B₄C-HfB₂ composites were successfully produced by pressureless sintering of boron carbide with the addition of hafnium carbide powder. The sintering of boron carbide was strongly promoted by the addition of HfC, which is attributed to the removal of the boron oxide impurity layer by the reaction of in situ-formed carbon. A dense composite with a densification of >95% was obtained at 2250 °C under argon by B₄C with 40 wt.% HfC in the starting powder.

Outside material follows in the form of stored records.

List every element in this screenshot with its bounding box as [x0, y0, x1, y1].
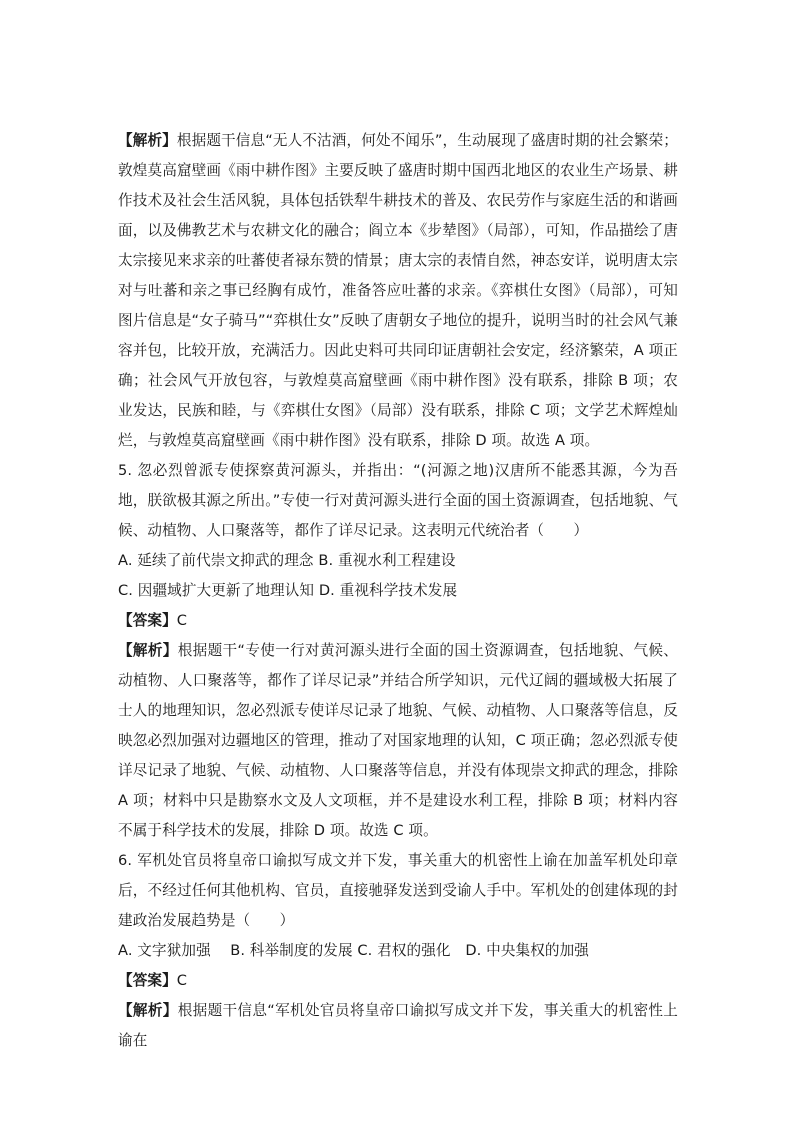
analysis-paragraph-q5: [118, 636, 678, 846]
question-5-stem: 5. 忽必烈曾派专使探察黄河源头，并指出：“(河源之地)汉唐所不能悉其源，今为吾地，朕欲极其源之所出。”专使一行对黄河源头进行全面的国土资源调查，包括地貌、气候、动植物、人口聚落等，都作了详尽记录。这表明元代统治者（ ）: [118, 462, 678, 539]
analysis-text: 根据题干“专使一行对黄河源头进行全面的国土资源调查，包括地貌、气候、动植物、人口聚落等，都作了详尽记录”并结合所学知识，元代辽阔的疆域极大拓展了士人的地理知识，忽必烈派专使详尽记录了地貌、气候、动植物、人口聚落等信息，反映忽必烈加强对边疆地区的管理，推动了对国家地理的认知，C 项正确；忽必烈派专使详尽记录了地貌、气候、动植物、人口聚落等信息，并没有体现崇文抑武的理念，排除 A 项；材料中只是勘察水文及人文项框，并不是建设水利工程，排除 B 项；材料内容不属于科学技术的发展，排除 D 项。故选 C 项。: [118, 642, 678, 839]
analysis-text: 根据题干信息“无人不沽酒，何处不闻乐”，生动展现了盛唐时期的社会繁荣；敦煌莫高窟壁画《雨中耕作图》主要反映了盛唐时期中国西北地区的农业生产场景、耕作技术及社会生活风貌，具体包括铁犁牛耕技术的普及、农民劳作与家庭生活的和谐画面，以及佛教艺术与农耕文化的融合；阎立本《步辇图》（局部），可知，作品描绘了唐太宗接见来求亲的吐蕃使者禄东赞的情景；唐太宗的表情自然，神态安详，说明唐太宗对与吐蕃和亲之事已经胸有成竹，准备答应吐蕃的求亲。《弈棋仕女图》（局部），可知图片信息是“女子骑马”“弈棋仕女”反映了唐朝女子地位的提升，说明当时的社会风气兼容并包，比较开放，充满活力。因此史料可共同印证唐朝社会安定，经济繁荣，A 项正确；社会风气开放包容，与敦煌莫高窟壁画《雨中耕作图》没有联系，排除 B 项；农业发达，民族和睦，与《弈棋仕女图》（局部）没有联系，排除 C 项；文学艺术辉煌灿烂，与敦煌莫高窟壁画《雨中耕作图》没有联系，排除 D 项。故选 A 项。: [118, 132, 679, 449]
question-6-stem: 6. 军机处官员将皇帝口谕拟写成文并下发，事关重大的机密性上谕在加盖军机处印章后，不经过任何其他机构、官员，直接驰驿发送到受谕人手中。军机处的创建体现的封建政治发展趋势是（ ）: [118, 852, 678, 929]
document-page: [118, 126, 678, 1056]
analysis-paragraph-q6: [118, 996, 678, 1056]
question-5-options-cd: C. 因疆域扩大更新了地理认知 D. 重视科学技术发展: [118, 582, 458, 599]
analysis-tag: 【解析】: [118, 642, 178, 659]
answer-tag: 【答案】: [118, 972, 177, 989]
analysis-tag: 【解析】: [118, 1002, 178, 1019]
answer-q5: [118, 606, 678, 636]
question-6-options: A. 文字狱加强 B. 科举制度的发展 C. 君权的强化 D. 中央集权的加强: [118, 942, 589, 959]
answer-q6: [118, 966, 678, 996]
answer-tag: 【答案】: [118, 612, 177, 629]
answer-value: C: [176, 972, 188, 989]
analysis-text: 根据题干信息“军机处官员将皇帝口谕拟写成文并下发，事关重大的机密性上谕在: [118, 1002, 678, 1049]
question-5-options-ab: A. 延续了前代崇文抑武的理念 B. 重视水利工程建设: [118, 552, 456, 569]
answer-value: C: [176, 612, 188, 629]
analysis-paragraph-q4: [118, 126, 678, 456]
analysis-tag: 【解析】: [118, 132, 177, 149]
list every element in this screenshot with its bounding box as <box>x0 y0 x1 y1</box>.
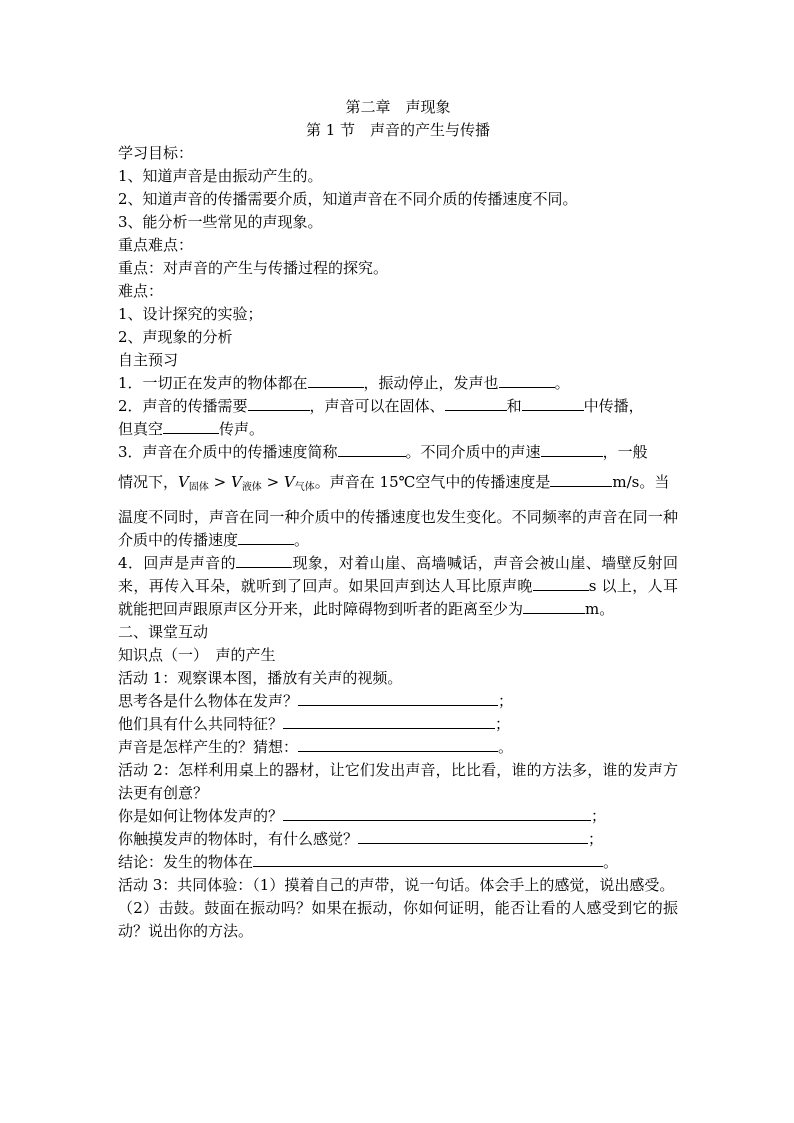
subscript-liquid: 液体 <box>241 482 262 493</box>
q1-text: ，振动停止，发声也 <box>363 374 499 392</box>
answer-blank[interactable] <box>499 373 555 388</box>
difficult-title: 难点： <box>118 282 164 300</box>
punctuation: ； <box>495 715 511 733</box>
subscript-solid: 固体 <box>188 482 209 493</box>
q4-text: m。 <box>585 600 615 618</box>
q3-text: 。声音在 15℃空气中的传播速度是 <box>314 473 551 491</box>
answer-blank[interactable] <box>338 442 406 457</box>
key-point: 重点：对声音的产生与传播过程的探究。 <box>118 259 389 277</box>
preview-question-2-cont <box>118 418 678 441</box>
key-points-title: 重点难点： <box>118 236 194 254</box>
preview-question-3 <box>118 441 678 464</box>
question-text: 你触摸发声的物体时，有什么感觉？ <box>118 830 359 848</box>
preview-question-3-formula <box>118 464 678 506</box>
preview-question-3-cont <box>118 506 678 552</box>
q3-text: 情况下， <box>118 473 179 491</box>
question-text: 他们具有什么共同特征？ <box>118 715 284 733</box>
answer-blank[interactable] <box>236 553 292 568</box>
q4-text: s 以上，人耳就能把回声跟原声区分开来，此时障碍物到听者的距离至少为 <box>118 577 679 618</box>
q3-text: 温度不同时，声音在同一种介质中的传播速度也发生变化。不同频率的声音在同一种介质中的传播速度 <box>118 508 678 549</box>
q3-text: ，一般 <box>602 443 648 461</box>
objective-item: 1、知道声音是由振动产生的。 <box>118 167 323 185</box>
q1-text: 1．一切正在发声的物体都在 <box>118 374 308 392</box>
answer-blank[interactable] <box>358 829 588 844</box>
difficult-item: 1、设计探究的实验； <box>118 305 263 323</box>
q2-text: 和 <box>506 397 522 415</box>
q3-text: 。不同介质中的声速 <box>405 443 541 461</box>
velocity-symbol: V <box>178 473 189 491</box>
think-question-2 <box>118 713 678 736</box>
answer-blank[interactable] <box>283 714 495 729</box>
q2-text: 2．声音的传播需要 <box>118 397 248 415</box>
answer-blank[interactable] <box>298 737 498 752</box>
answer-blank[interactable] <box>445 396 507 411</box>
objective-item: 2、知道声音的传播需要介质，知道声音在不同介质的传播速度不同。 <box>118 190 578 208</box>
punctuation: 。 <box>498 738 514 756</box>
objectives-title: 学习目标： <box>118 144 194 162</box>
q3-text: 。 <box>294 531 310 549</box>
question-feel <box>118 828 678 851</box>
q3-text: 3．声音在介质中的传播速度简称 <box>118 443 338 461</box>
q3-text: m/s。当 <box>612 473 670 491</box>
chapter-title: 第二章 声现象 <box>345 98 451 116</box>
question-how <box>118 805 678 828</box>
answer-blank[interactable] <box>523 599 585 614</box>
section-title: 第 1 节 声音的产生与传播 <box>305 121 491 139</box>
q2-text: 但真空 <box>118 420 164 438</box>
worksheet-page <box>118 96 678 943</box>
preview-title: 自主预习 <box>118 351 179 369</box>
punctuation: ； <box>591 807 607 825</box>
answer-blank[interactable] <box>522 396 584 411</box>
answer-blank[interactable] <box>283 806 591 821</box>
punctuation: ； <box>588 830 604 848</box>
answer-blank[interactable] <box>298 691 498 706</box>
activity-2: 活动 2：怎样利用桌上的器材，让它们发出声音，比比看，谁的方法多，谁的发声方法更有创意？ <box>118 761 678 802</box>
question-text: 你是如何让物体发声的？ <box>118 807 284 825</box>
velocity-symbol: V <box>283 473 295 491</box>
q2-text: 传声。 <box>219 420 265 438</box>
punctuation: ； <box>498 692 514 710</box>
answer-blank[interactable] <box>248 396 310 411</box>
difficult-item: 2、声现象的分析 <box>118 328 233 346</box>
think-question-1 <box>118 690 678 713</box>
q1-text: 。 <box>554 374 570 392</box>
answer-blank[interactable] <box>533 576 589 591</box>
objective-item: 3、能分析一些常见的声现象。 <box>118 213 323 231</box>
preview-question-2 <box>118 395 678 418</box>
answer-blank[interactable] <box>550 472 612 487</box>
answer-blank[interactable] <box>163 419 219 434</box>
activity-3: 活动 3：共同体验：（1）摸着自己的声带，说一句话。体会手上的感觉，说出感受。 <box>118 876 675 894</box>
answer-blank[interactable] <box>238 530 294 545</box>
preview-question-4 <box>118 552 678 621</box>
interaction-title: 二、课堂互动 <box>118 623 209 641</box>
velocity-symbol: V <box>230 473 242 491</box>
answer-blank[interactable] <box>253 852 603 867</box>
preview-question-1 <box>118 372 678 395</box>
q2-text: 中传播， <box>583 397 644 415</box>
question-text: 思考各是什么物体在发声？ <box>118 692 299 710</box>
q2-text: ，声音可以在固体、 <box>309 397 445 415</box>
q4-text: 现象，对着山崖、高墙喊话，声音会被山崖、墙壁反射回来，再传入耳朵，就听到了回声。如果回声到达人耳比原声晚 <box>118 554 678 595</box>
gt-sign: > <box>208 473 231 491</box>
gt-sign: > <box>261 473 284 491</box>
answer-blank[interactable] <box>308 373 364 388</box>
think-question-3 <box>118 736 678 759</box>
question-text: 结论：发生的物体在 <box>118 853 254 871</box>
punctuation: 。 <box>603 853 619 871</box>
question-text: 声音是怎样产生的？猜想： <box>118 738 299 756</box>
answer-blank[interactable] <box>541 442 603 457</box>
activity-3-part-2: （2）击鼓。鼓面在振动吗？如果在振动，你如何证明，能否让看的人感受到它的振动？说出你的方法。 <box>118 899 678 940</box>
activity-1: 活动 1：观察课本图，播放有关声的视频。 <box>118 669 403 687</box>
conclusion <box>118 851 678 874</box>
q4-text: 4．回声是声音的 <box>118 554 237 572</box>
subscript-gas: 气体 <box>294 482 315 493</box>
knowledge-point-1: 知识点（一） 声的产生 <box>118 646 276 664</box>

HfC addition to B₄C was found to strongly affect the thermoelectric properties of boron carbide ceramic. More highly electrically conductive HfB₂ phase was formed with increasing amounts of HfC, resulting in a decrease of the Seebeck coefficient and an increase of the electrical conductivity of the composites, simultaneously. A metallic conduction mechanism dominates for HfC additions ≥20 wt.% of the initial mixture.

Based on the sintered B₄C-HfB₂ composites, functional thermocouples were successfully tested at temperatures up to 547 °C (ΔT = 502 K). The produced high thermoelectric voltage of the thermocouples shows a promising potential of the composites for temperature measurement applications. Further tests up to 2000 °C will be carried out to evaluate the high-temperature functionality of the thermocouples in the future.